The immediate answer would seem to be a resounding YES. However, what seems so obvious may not be backed by anatomic evidence. The intervertebral disc is mostly fibrous tissue and collagen. The disc consists of a jelly center, nucleus pulposus and the fibrous outer layer, the annulus fibrosis. Sensory nerves are generally absent from the disc except for the very outer layer. No nerve endings are actually present in the inner most portions of the disc. These anatomic facts are important to know in order to understand study results published in the Annals of Internal Medicine by doctors investigating the benefit of corticosteroid injections of intervertebral discs for chronic low back pain.
Doctors in France conducted a comparative clinical study to evaluate a single corticosteroid intradiscal injection for 135 chronic low back pain patients with acute discopathy. To participate in the study patients had to have chronic low back pain defined as daily pain for 3 months or longer and evidence of degenerative discs on magnetic resonance imaging.

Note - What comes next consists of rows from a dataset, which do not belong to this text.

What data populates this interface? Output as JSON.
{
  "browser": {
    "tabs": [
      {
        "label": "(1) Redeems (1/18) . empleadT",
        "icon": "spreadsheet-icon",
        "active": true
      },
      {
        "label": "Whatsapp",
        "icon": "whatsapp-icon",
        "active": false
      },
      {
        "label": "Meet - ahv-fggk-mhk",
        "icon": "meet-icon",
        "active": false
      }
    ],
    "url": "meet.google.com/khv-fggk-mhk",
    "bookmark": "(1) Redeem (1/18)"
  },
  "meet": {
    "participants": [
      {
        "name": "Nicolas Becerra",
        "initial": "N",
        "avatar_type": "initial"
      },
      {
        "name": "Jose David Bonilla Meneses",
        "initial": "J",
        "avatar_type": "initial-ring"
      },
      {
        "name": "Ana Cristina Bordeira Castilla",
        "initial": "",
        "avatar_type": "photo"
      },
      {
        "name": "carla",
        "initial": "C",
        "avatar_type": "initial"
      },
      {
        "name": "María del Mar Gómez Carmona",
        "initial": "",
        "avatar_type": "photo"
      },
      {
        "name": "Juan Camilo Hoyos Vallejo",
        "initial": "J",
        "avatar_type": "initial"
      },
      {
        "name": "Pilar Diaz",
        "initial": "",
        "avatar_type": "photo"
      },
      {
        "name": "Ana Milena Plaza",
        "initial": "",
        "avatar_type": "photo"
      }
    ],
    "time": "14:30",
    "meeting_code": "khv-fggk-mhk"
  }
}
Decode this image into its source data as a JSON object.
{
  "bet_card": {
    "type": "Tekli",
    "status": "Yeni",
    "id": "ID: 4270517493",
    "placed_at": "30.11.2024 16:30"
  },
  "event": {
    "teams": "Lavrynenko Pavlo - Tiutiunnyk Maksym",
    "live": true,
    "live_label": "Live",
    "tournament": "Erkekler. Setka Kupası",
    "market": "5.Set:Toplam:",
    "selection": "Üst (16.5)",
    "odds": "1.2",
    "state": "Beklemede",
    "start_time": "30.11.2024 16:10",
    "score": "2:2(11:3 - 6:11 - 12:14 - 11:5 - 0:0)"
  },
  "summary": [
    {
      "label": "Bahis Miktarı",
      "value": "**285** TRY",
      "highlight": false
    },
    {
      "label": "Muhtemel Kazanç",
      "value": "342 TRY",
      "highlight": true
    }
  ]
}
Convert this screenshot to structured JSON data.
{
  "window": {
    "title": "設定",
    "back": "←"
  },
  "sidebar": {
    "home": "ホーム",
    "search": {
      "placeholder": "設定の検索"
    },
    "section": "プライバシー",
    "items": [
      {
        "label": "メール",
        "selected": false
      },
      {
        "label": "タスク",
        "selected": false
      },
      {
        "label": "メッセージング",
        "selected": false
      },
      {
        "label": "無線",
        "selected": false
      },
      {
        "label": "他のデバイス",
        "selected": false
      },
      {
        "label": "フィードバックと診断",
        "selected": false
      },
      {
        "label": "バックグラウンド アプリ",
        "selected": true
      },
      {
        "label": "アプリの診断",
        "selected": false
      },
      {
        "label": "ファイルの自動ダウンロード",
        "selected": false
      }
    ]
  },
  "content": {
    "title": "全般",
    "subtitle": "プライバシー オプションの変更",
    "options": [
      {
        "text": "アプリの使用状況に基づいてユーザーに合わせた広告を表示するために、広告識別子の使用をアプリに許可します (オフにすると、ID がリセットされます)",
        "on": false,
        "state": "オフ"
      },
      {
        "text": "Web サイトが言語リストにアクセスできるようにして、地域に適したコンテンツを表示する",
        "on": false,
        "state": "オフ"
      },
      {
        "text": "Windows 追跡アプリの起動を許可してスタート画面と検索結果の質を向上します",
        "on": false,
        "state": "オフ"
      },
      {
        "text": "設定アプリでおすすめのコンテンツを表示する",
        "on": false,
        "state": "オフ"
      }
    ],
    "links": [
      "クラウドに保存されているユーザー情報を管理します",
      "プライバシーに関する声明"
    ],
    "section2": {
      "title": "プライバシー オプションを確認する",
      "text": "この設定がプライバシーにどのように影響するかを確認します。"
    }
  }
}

Half of participating received a fluroscopically-directed 1 ml contrast injection and half of the patients, an additional 1 ml of prednisolone acetate.

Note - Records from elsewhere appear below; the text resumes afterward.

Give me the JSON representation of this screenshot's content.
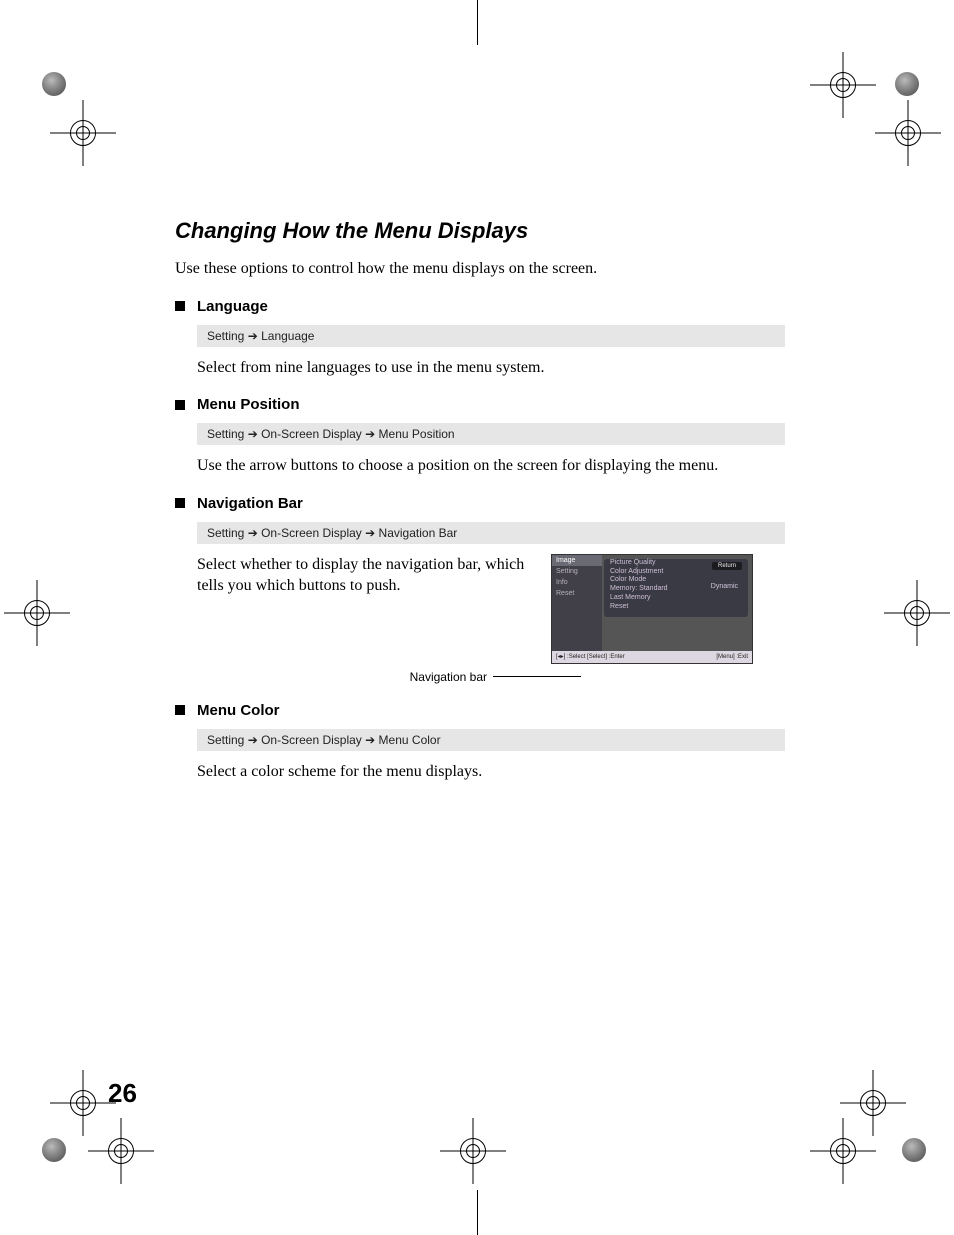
{
  "title": "Changing How the Menu Displays",
  "intro": "Use these options to control how the menu displays on the screen.",
  "arrow": " ➔ ",
  "items": [
    {
      "heading": "Language",
      "path": [
        "Setting",
        "Language"
      ],
      "desc": "Select from nine languages to use in the menu system."
    },
    {
      "heading": "Menu Position",
      "path": [
        "Setting",
        "On-Screen Display",
        "Menu Position"
      ],
      "desc": "Use the arrow buttons to choose a position on the screen for displaying the menu."
    },
    {
      "heading": "Navigation Bar",
      "path": [
        "Setting",
        "On-Screen Display",
        "Navigation Bar"
      ],
      "desc": "Select whether to display the navigation bar, which tells you which buttons to push."
    },
    {
      "heading": "Menu Color",
      "path": [
        "Setting",
        "On-Screen Display",
        "Menu Color"
      ],
      "desc": "Select a color scheme for the menu displays."
    }
  ],
  "callout_label": "Navigation bar",
  "screenshot": {
    "sidebar": [
      "Image",
      "Setting",
      "Info",
      "Reset"
    ],
    "return": "Return",
    "panel_lines": [
      "Picture Quality",
      "Color Adjustment",
      "Color Mode",
      "Memory: Standard",
      "Last Memory",
      "Reset"
    ],
    "value": "Dynamic",
    "nav_left": "[◂▸] :Select  [Select] :Enter",
    "nav_right": "[Menu] :Exit"
  },
  "page_number": "26"
}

At 1 month after injection, 55% of individuals treated with the prednisolone injection experienced improvement in pain compared to 33% of those receiving no treatment. Eighty-four percent of individuals had improvement of back-related activities compared to 54% of untreated patients. However by 12 months, there was no difference in the improvement The benefits started to wane by 3 months after injection. No reversal of damage was demonstrated on repeat MR scans at 1 year in the injected intervertebral disc spaces.

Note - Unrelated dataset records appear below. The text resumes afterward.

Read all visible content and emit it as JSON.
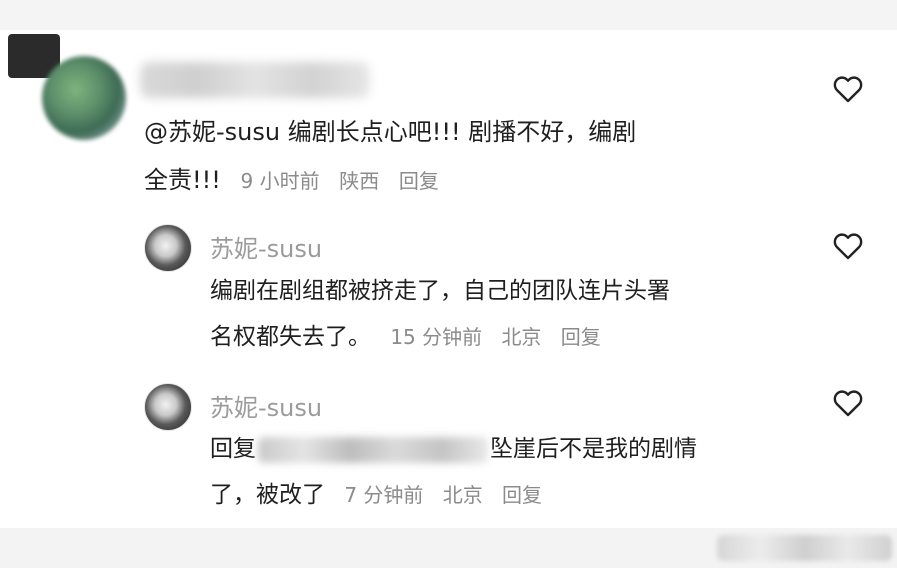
{
  "comment": {
    "text_line1": "@苏妮-susu  编剧长点心吧!!!  剧播不好，编剧",
    "text_line2": "全责!!!",
    "time": "9 小时前",
    "location": "陕西",
    "reply_label": "回复"
  },
  "replies": [
    {
      "username": "苏妮-susu",
      "text_line1": "编剧在剧组都被挤走了，自己的团队连片头署",
      "text_line2": "名权都失去了。",
      "time": "15 分钟前",
      "location": "北京",
      "reply_label": "回复"
    },
    {
      "username": "苏妮-susu",
      "text_prefix": "回复",
      "text_suffix": "坠崖后不是我的剧情",
      "text_line2": "了，被改了",
      "time": "7 分钟前",
      "location": "北京",
      "reply_label": "回复"
    }
  ],
  "icons": {
    "like": "heart-outline-icon"
  },
  "colors": {
    "text": "#1f1f1f",
    "meta": "#8b8b8b",
    "username": "#9b9b9b"
  }
}
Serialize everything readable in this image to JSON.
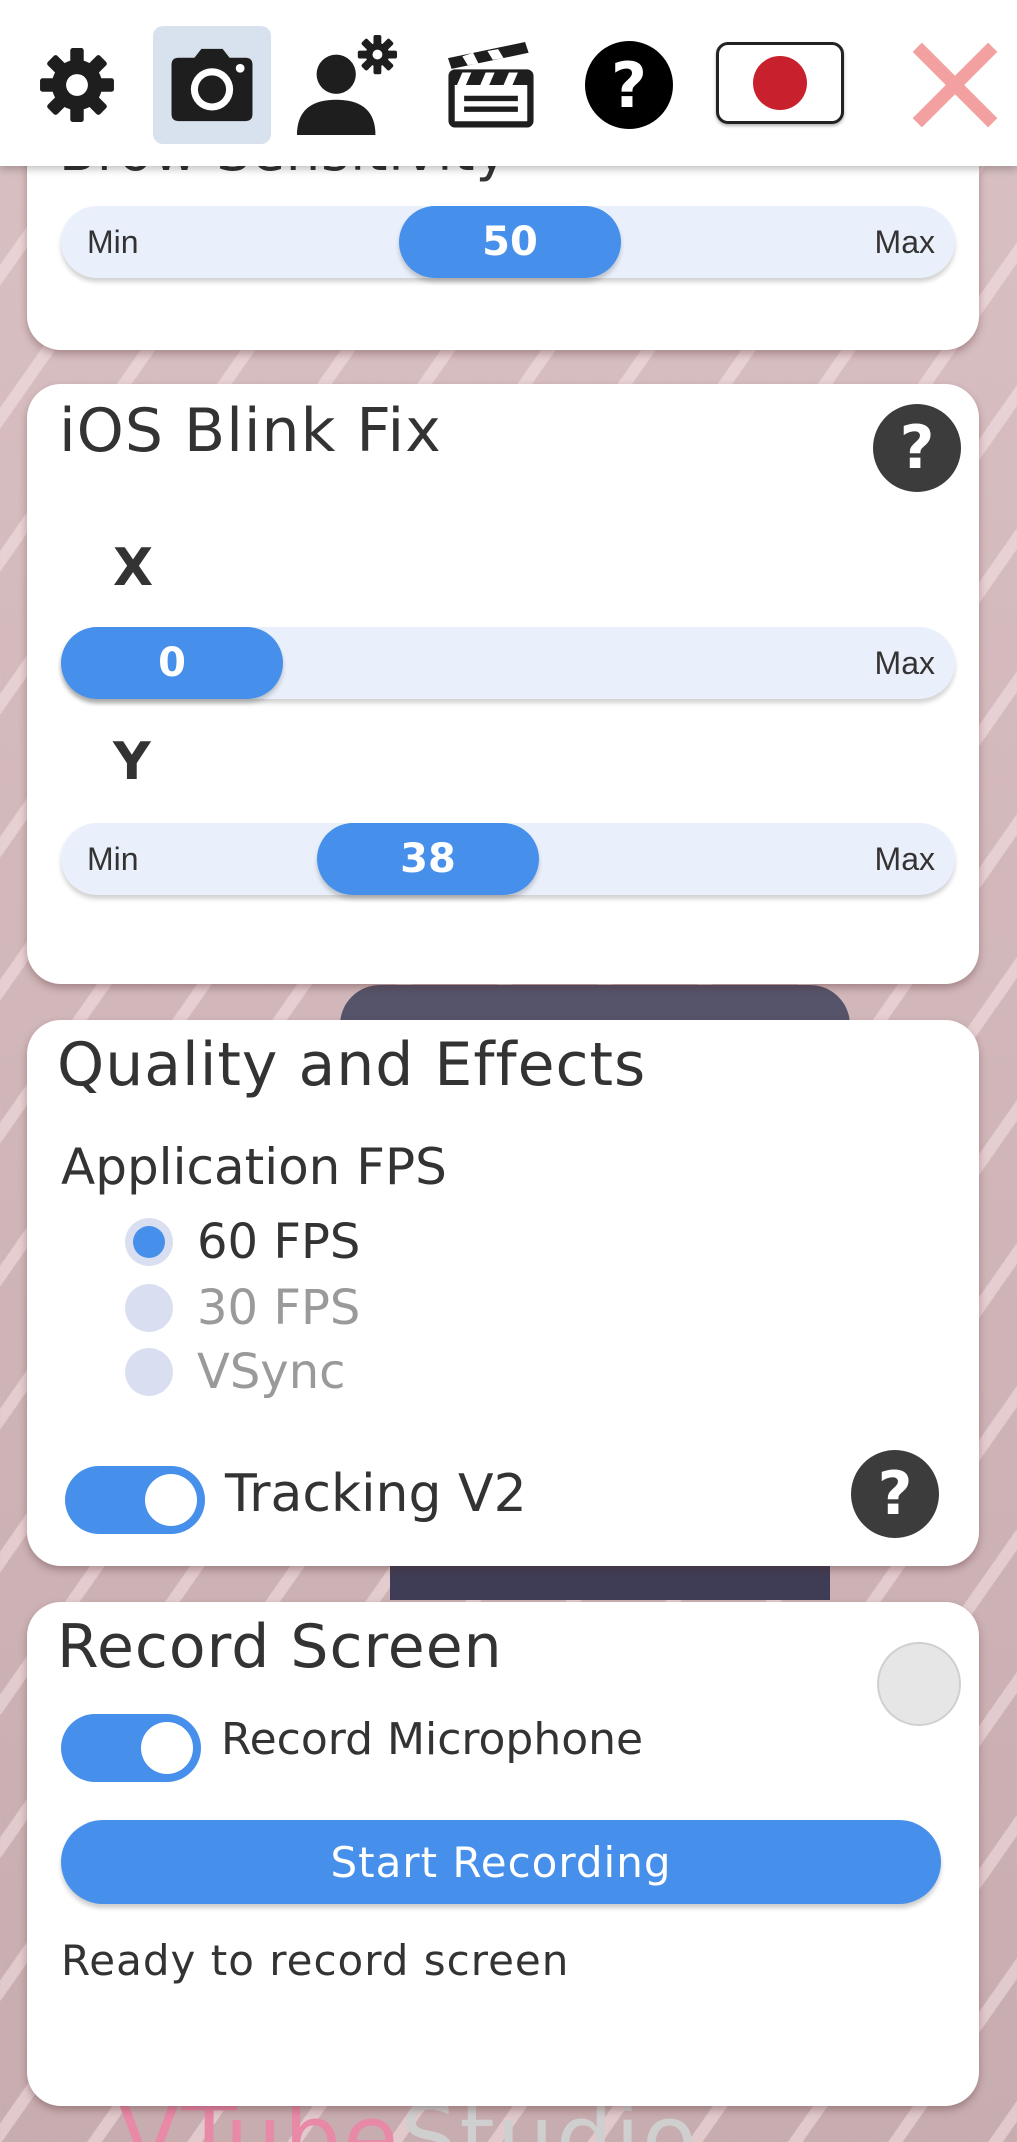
{
  "toolbar": {
    "icons": [
      "gear-icon",
      "camera-icon",
      "user-settings-icon",
      "clapperboard-icon",
      "help-icon",
      "japan-flag-icon",
      "close-icon"
    ],
    "active": "camera-icon",
    "close_color": "#f2a0a0"
  },
  "brow_card": {
    "title": "Brow Sensitivity",
    "slider": {
      "min_label": "Min",
      "max_label": "Max",
      "value": "50"
    }
  },
  "blink_card": {
    "title": "iOS Blink Fix",
    "help": "?",
    "x_label": "X",
    "x_slider": {
      "max_label": "Max",
      "value": "0"
    },
    "y_label": "Y",
    "y_slider": {
      "min_label": "Min",
      "max_label": "Max",
      "value": "38"
    }
  },
  "quality_card": {
    "title": "Quality and Effects",
    "fps_heading": "Application FPS",
    "fps_options": [
      {
        "label": "60 FPS",
        "selected": true
      },
      {
        "label": "30 FPS",
        "selected": false
      },
      {
        "label": "VSync",
        "selected": false
      }
    ],
    "tracking_label": "Tracking V2",
    "tracking_on": true,
    "help": "?"
  },
  "record_card": {
    "title": "Record Screen",
    "mic_label": "Record Microphone",
    "mic_on": true,
    "start_button": "Start Recording",
    "status": "Ready to record screen"
  },
  "background": {
    "logo_a": "VTube",
    "logo_b": "Studio"
  },
  "colors": {
    "accent": "#4690ec",
    "card": "#ffffff",
    "text": "#333333"
  }
}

This study raises the issue about the benefits of disc injection as a therapy, and the use of pressure injections in discs to identify painful vertebral levels. That issue is discussed in a separate post.
At best, corticosteroid injections of “discopathy” or inflamed, painful discs only have short-tern benefits limited to a month or two in chronic low back pain patients who have had pain duration measured in years. Better therapy may be exercise and nonsteroidal anti-inflammatory medicines that have benefits that are sustainable without additional damage to intervertebral discs.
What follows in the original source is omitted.